Voordat Katwijk op 1 januari 2006 met de gemeenten Valkenburg en Rijnsburg fuseerde telde het drie voetbalclubs. FC Rijnvogels was bijna twee jaar eerder ontstaan na de fusie tussen KRV en MVKV. Nieuw Zuid en De Krom, de thuishavens van Quick Boys en Katwijk, waren op dat moment al voetbalbastions van naam en faam. Ruim een halve eeuw geleden lag dat echter heel anders.
Quick Boys verhuisde medio 1955 naar Nieuw Zuid, waar het een voor die jaren ultramodern sportpark in gebruik nam, Dat was de eerste vingerwijzing richting de hedendaagse sportcomplexen. VV Katwijk verhuisde hierdoor van het zeer provisorische terrein aan de Nieuwe Duinweg naar de Piet Heinlaan, om zich daar te vestigen op de twee door Quick Boys achtergelaten speelvelden. Met op dat complex een tweetal houten opstallen. Waar het grote Quick Boys in de fraaie duinpan zich doorontwikkelde tot een zaterdaggrootmacht, diende het (toen nog) kleine vv Katwijk zich te behelpen met vier (houten) kleedkamers en een eveneens uit hout opgetrokken verkooppunt, voorzien van een klapluik. Een kantine avant la lettre. Twee grote zinken spoelbakken inclusief een aantal kranen dienden om de spelers enigszins gereinigd huiswaarts te laten keren. Achter deze opstallen was er nog plaats voor een openluchttoilet. Deze situatie duurde tot 1965, waarna de oranjehemden eerst op de Helmbergweg en later vanaf 1985 op De Krom aan hun grote inhaalslag begonnen. Zowel in sportief opzicht als op accommodatiegebied.
In Katwijk aan den Rijn timmerde Katwijkse Rijnvogels (KRV) al sinds 1933 aan de weg, zij het op bescheiden schaal. De van oudsher op katholieke leest geschoeide vereniging speelde op zondag. In het deels katholieke Katwijk aan den Rijn vormde dat geen probleem, ook omdat de activiteiten van de club op een plek plaatsvonden die zo goed als aan het oog waren onttrokken. Voor het protestant-christelijke Katwijk aan Zee was dat een geruststellende gedachte. Piet van Kampen kent de club al vanaf zijn jongste jeugd. Momenteel vult Van Kampen zijn dagen gedeeltelijk als PR-functionaris van FC Rijnvogels.
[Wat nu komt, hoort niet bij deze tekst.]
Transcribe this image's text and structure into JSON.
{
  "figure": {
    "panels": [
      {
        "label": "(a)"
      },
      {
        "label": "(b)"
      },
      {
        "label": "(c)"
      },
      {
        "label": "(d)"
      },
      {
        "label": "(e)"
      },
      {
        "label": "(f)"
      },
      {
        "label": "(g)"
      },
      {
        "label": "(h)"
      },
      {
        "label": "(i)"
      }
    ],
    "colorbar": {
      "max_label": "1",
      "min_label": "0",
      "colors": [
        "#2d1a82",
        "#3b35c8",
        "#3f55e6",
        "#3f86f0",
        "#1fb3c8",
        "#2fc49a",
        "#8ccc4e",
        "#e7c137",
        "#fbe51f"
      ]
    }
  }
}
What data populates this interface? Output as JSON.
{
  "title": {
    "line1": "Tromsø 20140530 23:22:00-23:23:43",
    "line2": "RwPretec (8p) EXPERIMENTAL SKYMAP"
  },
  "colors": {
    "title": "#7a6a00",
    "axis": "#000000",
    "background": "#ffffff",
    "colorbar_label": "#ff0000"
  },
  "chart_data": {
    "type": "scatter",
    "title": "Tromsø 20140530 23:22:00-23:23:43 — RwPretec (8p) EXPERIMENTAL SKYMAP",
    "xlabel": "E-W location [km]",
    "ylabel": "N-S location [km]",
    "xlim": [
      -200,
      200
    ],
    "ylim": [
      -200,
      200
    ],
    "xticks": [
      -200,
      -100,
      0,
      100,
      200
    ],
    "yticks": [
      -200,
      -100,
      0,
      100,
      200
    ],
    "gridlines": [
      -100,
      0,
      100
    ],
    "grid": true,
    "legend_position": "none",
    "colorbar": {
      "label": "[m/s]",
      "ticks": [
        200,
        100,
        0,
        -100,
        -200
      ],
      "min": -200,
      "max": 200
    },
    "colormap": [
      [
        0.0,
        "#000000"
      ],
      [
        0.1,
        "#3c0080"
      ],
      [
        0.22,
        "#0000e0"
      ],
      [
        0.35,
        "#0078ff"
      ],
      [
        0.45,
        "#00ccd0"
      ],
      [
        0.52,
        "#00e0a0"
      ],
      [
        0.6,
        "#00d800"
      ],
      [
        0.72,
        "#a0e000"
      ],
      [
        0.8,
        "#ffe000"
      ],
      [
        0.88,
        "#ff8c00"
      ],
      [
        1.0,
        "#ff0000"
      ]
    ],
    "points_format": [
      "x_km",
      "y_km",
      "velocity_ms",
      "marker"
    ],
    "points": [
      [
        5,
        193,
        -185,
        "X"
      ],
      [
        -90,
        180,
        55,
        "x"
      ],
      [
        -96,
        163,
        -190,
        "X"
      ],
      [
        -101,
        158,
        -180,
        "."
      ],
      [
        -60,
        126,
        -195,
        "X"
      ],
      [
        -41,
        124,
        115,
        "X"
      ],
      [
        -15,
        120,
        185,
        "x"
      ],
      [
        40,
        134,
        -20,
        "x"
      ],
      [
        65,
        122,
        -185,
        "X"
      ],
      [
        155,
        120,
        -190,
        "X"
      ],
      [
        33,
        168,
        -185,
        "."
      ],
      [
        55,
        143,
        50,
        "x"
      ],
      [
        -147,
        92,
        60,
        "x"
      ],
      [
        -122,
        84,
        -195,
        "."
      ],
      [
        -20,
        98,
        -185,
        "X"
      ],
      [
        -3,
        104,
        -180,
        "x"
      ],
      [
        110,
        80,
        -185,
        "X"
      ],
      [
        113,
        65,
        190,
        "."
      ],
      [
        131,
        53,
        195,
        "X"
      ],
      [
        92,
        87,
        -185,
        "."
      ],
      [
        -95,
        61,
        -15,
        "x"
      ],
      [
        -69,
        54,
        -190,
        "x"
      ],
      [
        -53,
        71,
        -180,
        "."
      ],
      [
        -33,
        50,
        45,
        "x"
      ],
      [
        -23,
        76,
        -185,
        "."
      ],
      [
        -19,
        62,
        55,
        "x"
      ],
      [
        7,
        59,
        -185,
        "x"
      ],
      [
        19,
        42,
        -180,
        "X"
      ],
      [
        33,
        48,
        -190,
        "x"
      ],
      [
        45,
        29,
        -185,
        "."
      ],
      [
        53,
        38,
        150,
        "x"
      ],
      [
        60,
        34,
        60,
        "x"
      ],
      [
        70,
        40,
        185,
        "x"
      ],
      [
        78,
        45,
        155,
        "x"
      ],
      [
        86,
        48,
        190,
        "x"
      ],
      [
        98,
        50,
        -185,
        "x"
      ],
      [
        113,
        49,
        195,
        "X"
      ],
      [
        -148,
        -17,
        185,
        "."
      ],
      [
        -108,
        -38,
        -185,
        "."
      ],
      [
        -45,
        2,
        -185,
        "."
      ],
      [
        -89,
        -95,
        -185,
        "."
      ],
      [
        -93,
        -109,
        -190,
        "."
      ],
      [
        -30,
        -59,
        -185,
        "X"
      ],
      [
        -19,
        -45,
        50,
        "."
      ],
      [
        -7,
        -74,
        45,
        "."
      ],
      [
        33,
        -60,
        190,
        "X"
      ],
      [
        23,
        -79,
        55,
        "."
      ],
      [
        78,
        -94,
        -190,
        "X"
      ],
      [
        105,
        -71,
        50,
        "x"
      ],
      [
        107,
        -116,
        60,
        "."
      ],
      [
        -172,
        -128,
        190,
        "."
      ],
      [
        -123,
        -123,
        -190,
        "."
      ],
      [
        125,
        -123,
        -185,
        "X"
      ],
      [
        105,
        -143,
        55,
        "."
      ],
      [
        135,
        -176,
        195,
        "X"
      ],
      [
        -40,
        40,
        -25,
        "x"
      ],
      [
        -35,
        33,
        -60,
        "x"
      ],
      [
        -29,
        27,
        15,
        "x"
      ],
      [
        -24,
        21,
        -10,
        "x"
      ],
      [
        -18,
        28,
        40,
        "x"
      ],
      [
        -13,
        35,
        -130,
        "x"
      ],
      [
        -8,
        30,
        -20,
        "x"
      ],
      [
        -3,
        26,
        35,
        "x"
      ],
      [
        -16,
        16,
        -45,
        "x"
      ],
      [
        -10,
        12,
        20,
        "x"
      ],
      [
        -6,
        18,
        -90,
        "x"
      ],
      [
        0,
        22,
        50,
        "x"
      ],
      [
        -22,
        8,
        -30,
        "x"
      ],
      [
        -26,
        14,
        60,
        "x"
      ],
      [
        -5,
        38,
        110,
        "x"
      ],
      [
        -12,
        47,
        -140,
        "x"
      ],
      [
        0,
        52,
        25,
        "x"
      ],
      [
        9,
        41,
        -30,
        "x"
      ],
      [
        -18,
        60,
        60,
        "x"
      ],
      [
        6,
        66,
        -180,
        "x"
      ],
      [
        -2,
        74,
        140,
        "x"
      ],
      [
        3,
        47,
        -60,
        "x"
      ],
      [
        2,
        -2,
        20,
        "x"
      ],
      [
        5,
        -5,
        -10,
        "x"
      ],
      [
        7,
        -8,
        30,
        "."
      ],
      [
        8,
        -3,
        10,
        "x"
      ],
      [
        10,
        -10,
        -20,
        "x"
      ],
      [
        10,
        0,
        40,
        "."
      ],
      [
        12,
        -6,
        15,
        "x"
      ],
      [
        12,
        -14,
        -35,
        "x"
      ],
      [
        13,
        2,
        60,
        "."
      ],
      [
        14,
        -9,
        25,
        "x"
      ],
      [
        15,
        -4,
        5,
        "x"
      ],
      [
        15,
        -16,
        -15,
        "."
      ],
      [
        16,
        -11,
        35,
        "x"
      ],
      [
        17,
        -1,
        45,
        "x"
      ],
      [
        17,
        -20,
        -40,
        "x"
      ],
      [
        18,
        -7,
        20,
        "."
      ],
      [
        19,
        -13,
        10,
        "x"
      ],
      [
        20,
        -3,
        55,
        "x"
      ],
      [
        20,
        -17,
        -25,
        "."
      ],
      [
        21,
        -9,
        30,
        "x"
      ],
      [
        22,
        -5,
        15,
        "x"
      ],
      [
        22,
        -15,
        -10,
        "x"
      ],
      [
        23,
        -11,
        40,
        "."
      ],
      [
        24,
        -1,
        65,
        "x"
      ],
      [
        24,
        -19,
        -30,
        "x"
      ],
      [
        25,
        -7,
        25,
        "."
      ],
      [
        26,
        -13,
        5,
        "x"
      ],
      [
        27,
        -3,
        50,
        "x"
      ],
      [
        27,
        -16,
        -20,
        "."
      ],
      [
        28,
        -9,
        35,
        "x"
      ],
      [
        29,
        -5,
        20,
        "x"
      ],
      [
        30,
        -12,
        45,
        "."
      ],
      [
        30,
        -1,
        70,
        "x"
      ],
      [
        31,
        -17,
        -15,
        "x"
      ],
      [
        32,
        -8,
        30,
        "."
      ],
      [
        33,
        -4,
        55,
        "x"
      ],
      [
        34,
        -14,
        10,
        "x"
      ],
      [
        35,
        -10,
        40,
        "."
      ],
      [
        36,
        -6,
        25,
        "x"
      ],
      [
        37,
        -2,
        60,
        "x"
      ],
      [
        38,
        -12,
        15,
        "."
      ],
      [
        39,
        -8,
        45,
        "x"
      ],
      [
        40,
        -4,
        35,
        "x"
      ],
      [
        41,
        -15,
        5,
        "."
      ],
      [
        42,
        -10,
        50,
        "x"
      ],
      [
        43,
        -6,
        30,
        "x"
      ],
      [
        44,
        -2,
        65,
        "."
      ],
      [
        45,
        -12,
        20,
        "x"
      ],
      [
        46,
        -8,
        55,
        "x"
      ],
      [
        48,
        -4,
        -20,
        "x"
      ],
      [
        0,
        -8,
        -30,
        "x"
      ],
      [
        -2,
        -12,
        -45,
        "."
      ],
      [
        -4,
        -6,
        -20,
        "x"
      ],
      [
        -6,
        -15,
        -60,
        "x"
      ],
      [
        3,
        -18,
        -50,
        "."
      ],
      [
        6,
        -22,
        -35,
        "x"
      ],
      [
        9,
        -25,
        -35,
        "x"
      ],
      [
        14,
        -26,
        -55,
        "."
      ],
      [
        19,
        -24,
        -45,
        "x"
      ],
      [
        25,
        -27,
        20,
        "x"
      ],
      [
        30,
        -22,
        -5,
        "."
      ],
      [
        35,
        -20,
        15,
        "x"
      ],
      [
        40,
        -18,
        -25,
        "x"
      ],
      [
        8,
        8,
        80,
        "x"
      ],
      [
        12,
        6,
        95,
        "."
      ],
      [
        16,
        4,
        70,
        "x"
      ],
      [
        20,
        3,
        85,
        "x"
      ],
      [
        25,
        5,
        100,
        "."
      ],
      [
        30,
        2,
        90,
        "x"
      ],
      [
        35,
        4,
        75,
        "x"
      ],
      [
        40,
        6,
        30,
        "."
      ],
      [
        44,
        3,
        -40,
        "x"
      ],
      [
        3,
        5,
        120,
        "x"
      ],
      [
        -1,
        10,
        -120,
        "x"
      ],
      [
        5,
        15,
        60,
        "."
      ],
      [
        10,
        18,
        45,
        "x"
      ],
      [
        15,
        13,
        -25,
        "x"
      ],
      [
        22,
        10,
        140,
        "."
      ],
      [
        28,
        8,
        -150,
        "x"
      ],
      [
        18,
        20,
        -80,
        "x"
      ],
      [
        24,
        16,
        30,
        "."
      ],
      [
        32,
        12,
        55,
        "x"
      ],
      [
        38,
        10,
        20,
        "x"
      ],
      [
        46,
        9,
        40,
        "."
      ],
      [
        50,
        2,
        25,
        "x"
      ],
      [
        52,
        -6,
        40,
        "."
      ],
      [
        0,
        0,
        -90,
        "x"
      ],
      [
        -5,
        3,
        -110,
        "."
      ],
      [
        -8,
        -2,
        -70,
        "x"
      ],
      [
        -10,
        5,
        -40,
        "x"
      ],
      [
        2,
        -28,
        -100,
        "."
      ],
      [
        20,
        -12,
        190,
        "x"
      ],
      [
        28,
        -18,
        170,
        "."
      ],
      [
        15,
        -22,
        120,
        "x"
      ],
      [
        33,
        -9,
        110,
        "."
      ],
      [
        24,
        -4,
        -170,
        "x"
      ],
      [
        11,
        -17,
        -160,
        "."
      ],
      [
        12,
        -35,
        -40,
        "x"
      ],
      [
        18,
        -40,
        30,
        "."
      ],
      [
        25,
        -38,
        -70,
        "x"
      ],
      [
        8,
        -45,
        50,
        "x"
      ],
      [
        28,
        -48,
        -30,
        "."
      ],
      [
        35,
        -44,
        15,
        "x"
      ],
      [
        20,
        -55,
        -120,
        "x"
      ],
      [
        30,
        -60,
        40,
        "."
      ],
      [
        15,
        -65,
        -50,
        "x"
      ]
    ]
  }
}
Toch staat het sportcomplex achter het huidige Verpleeghuis De Wilbert nog altijd op zijn netvlies gebrand.
Roestbruine kleur
,,KRV speelde daar al sinds de oprichting in 1933. Dat duurde tot aan de verhuizing in 1964. Het terrein met twee velden lag achter het Missie College aan de Sandtlaan, of wel het Heerenschoolbos. Parkeren daar was praktisch onmogelijk. Iedereen kwam lopend of met de fiets en alleen voor bezoekende clubs waren er enkele parkeerplaatsen gereserveerd. Het terrein bereikte je via een smal zandpad vanaf de Sandtlaan. Eenmaal gearriveerd trof je twee kleedkamers en twee velden aan. Een douche kenden we alleen uit verhalen. Door middel van een handpomp werd er water uit een reservoir naar boven gehaald. Ik herinner me dat de eerste liters altijd een roestbruine kleur hadden. Maar goed, je kon je in een betonnen bak toch een beetje wassen.”
Tijdens de Tweede Wereldoorlog viel het doek voor de KRV-kleedkamers. Er diende immers gestookt te worden in de barre winter van 1944-1945. Een foto getuigt daar nog altijd van. Van Kampen: ,,Dat is later weer goed gekomen. Het werd weer hetzelfde knusse terrein als voorheen. KRV pendelde destijds tussen de Eerste en Tweede Klasse LVB. Afdelingen die we vandaag als de Vijfde en de Zesde Klasse bestempelen. Ik herinner me nog goed dat we de wedstrijdballen vooraf bij vice-voorzitter Gerrit Klinkenberg moesten ophalen. Om ze na afloop weer bij hem in te leveren. Als aspiranten en junioren dienden we de netten zelf op te hangen en kwam het voor dat we eerst de koeienvlaaien moesten opruimen, omdat er doordeweeks vaak koeien op de velden liepen.”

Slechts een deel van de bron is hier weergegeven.